Sampling IATI data round 1: Lessons learned

Data collection continues for the 2014 Aid Transparency Index (ATI). And for the first time, we are sampling documents and data on the results, conditions and sub-national location published to the IATI Registry in XML format.

Sampling essentially means manually checking that the information provided is specific to that activity, has been appropriately tagged using IATI codes, and that it adheres to the ATI indicator guidelines.

The prospect of sampling documents and data for 16 ATI indicators, covering 25+ IATI standard elements, across 27 IATI publishers, was a daunting one. But we knew we had to plough our way through to ensure the information published about aid is relevant and of good enough quality to be used.

Yet this task turned out to be much more fun – and much less arduous – than we feared.

The good examples we found highlighted the potential of IATI data. There were plenty of things to get excited about. We’re happy to note in this first round of sampling that 82% of the 27 IATI publishers sampled passed the sampling checks for the indicators they publish.

The Good

As we clicked through the documents and IATI excerpts randomly selected for us by our sampling tool, there were many examples of good practice:

Subnational geo-coding: The European Commission’s Foreign Policy Instrument Services, the Netherlands, African Development Bank (AfDB) and the World Bank are all publishing excellent geo-coded data, enabling us to see the coverage of project activities clearly within each country.

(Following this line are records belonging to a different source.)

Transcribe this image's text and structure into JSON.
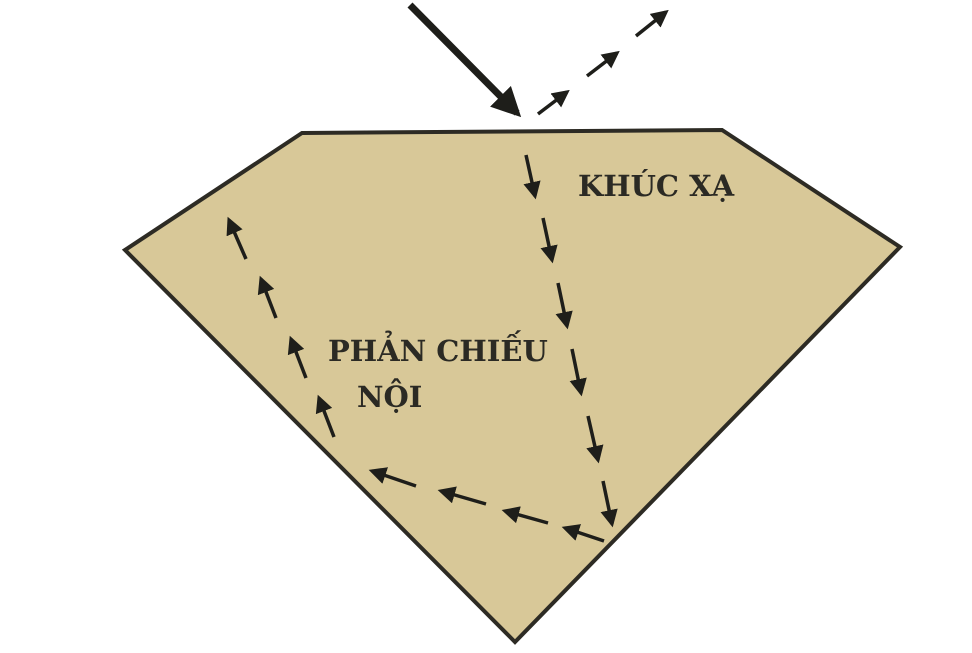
{
  "labels": {
    "refraction": "KHÚC XẠ",
    "internal_reflection_line1": "PHẢN CHIẾU",
    "internal_reflection_line2": "NỘI"
  },
  "colors": {
    "gem_fill": "#d8c898",
    "gem_outline": "#2d2b24",
    "arrow": "#1e1e1a",
    "text": "#2b2a24"
  }
}
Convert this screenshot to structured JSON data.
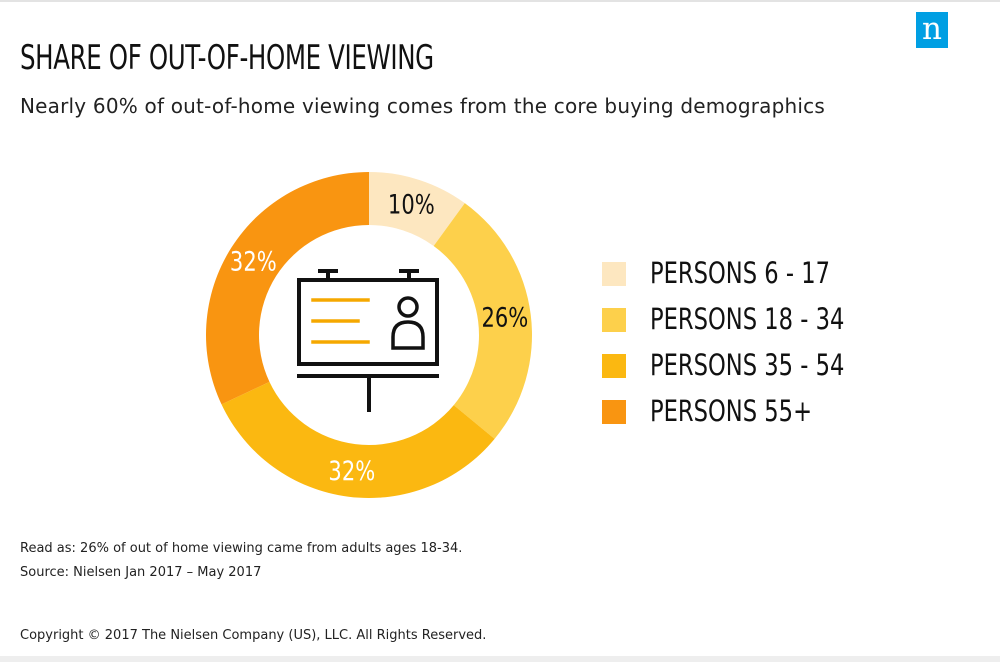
{
  "header": {
    "title": "SHARE OF OUT-OF-HOME VIEWING",
    "subtitle": "Nearly 60% of out-of-home viewing comes from the core buying demographics",
    "logo_letter": "n"
  },
  "chart_data": {
    "type": "donut",
    "title": "SHARE OF OUT-OF-HOME VIEWING",
    "categories": [
      "PERSONS 6 - 17",
      "PERSONS 18 - 34",
      "PERSONS 35 - 54",
      "PERSONS 55+"
    ],
    "values": [
      10,
      26,
      32,
      32
    ],
    "labels": [
      "10%",
      "26%",
      "32%",
      "32%"
    ],
    "colors": [
      "#fde7c0",
      "#fdd04b",
      "#fbb811",
      "#f99511"
    ],
    "legend_position": "right",
    "center_icon": "billboard-icon"
  },
  "legend": {
    "items": [
      {
        "label": "PERSONS 6 - 17",
        "color": "#fde7c0"
      },
      {
        "label": "PERSONS 18 - 34",
        "color": "#fdd04b"
      },
      {
        "label": "PERSONS 35 - 54",
        "color": "#fbb811"
      },
      {
        "label": "PERSONS 55+",
        "color": "#f99511"
      }
    ]
  },
  "footer": {
    "read_as": "Read as: 26% of out of home viewing came from adults ages 18-34.",
    "source": "Source: Nielsen Jan 2017 – May 2017",
    "copyright": "Copyright © 2017 The Nielsen Company (US), LLC. All Rights Reserved."
  },
  "colors": {
    "brand_blue": "#009fe3",
    "icon_accent": "#f5a800",
    "label_dark": "#111111",
    "label_light": "#ffffff"
  }
}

Results documents and data: Some results information clearly shows whether activities have achieved their intended outputs against stated goals. GAVI, Asian Development Bank (AsDB), Inter-American Development Bank (IADB), World Bank, and DFID have some great results documents, and Global Fund, Sweden and Canada have some good examples of structured data.

Appropriate language use: Several organisations (IADB, AfDB, UNDP) are publishing documents and IATI data fields using the language of the recipient country, making it more accessible for in-country users.

The Bad

Some less than helpful trends emerged too…

Over tagging: Some organisations are linking many documents to a single IATI category code, even when the code isn’t relevant to that document. This effectively renders the use of codes meaningless, making it very difficult to find the information you seek.
Inaccessible data: On a few occasions we were unable to access documents because of broken links. The use of scanned PDFs also makes the data difficult to parse and scrape. Document links led to generic web pages, with no clues on how to find documents for specific activities. Some samples were difficult to understand due to the acronyms and shorthand used to describe information.
Incoherence within data: Occasionally the codes used in the IATI data didn’t match the documents tagged. For example, country strategies tagged as organization strategies. There are several cases where the data specifies that no conditions are attached but conditions documents, with clear conditions outlined, are tagged!

The Ugly

Finally, a tiny percentage the IATI data we sampled was incomprehensible. Activities had no titles or descriptions, and were just lists of unlabelled transactions. This makes the information fairly useless to pretty much everyone. Queue many unrepeatable mutterings, long sighs and exasperated researchers.

The reality hit that it’s not possible to truly celebrate IATI publication until it is done well. Done badly, it serves very little use at all.

In summary…

Sampling has showed us the potential of using XML for publishing aid data for a wide variety of organisations. The elements of the IATI code had been used in many different ways, depending on what fits best with organisation’s particular structure and activities. When accurate and well-coded, it became clear that IATI data makes it easy to compare aid spending across time, space and many organisation types.

But it has also shown that unless the IATI standard is adhered to, the information published runs the risk of being difficult to understand, difficult to access, and difficult to reuse. Although it’s our impression that the majority of the errors we found were unintentional, it’s important that they are fixed to deliver on the full potential of IATI – of comprehensive, comparable aid data.

Now with data collection complete for 2014, we’re busy finalising and analysing the dataset so we can see this year’s results. Watch this space!

Guest post by Ruth Salmon, Research Assistant. She is the lead on data collection for the 2014 Aid Transparency Index.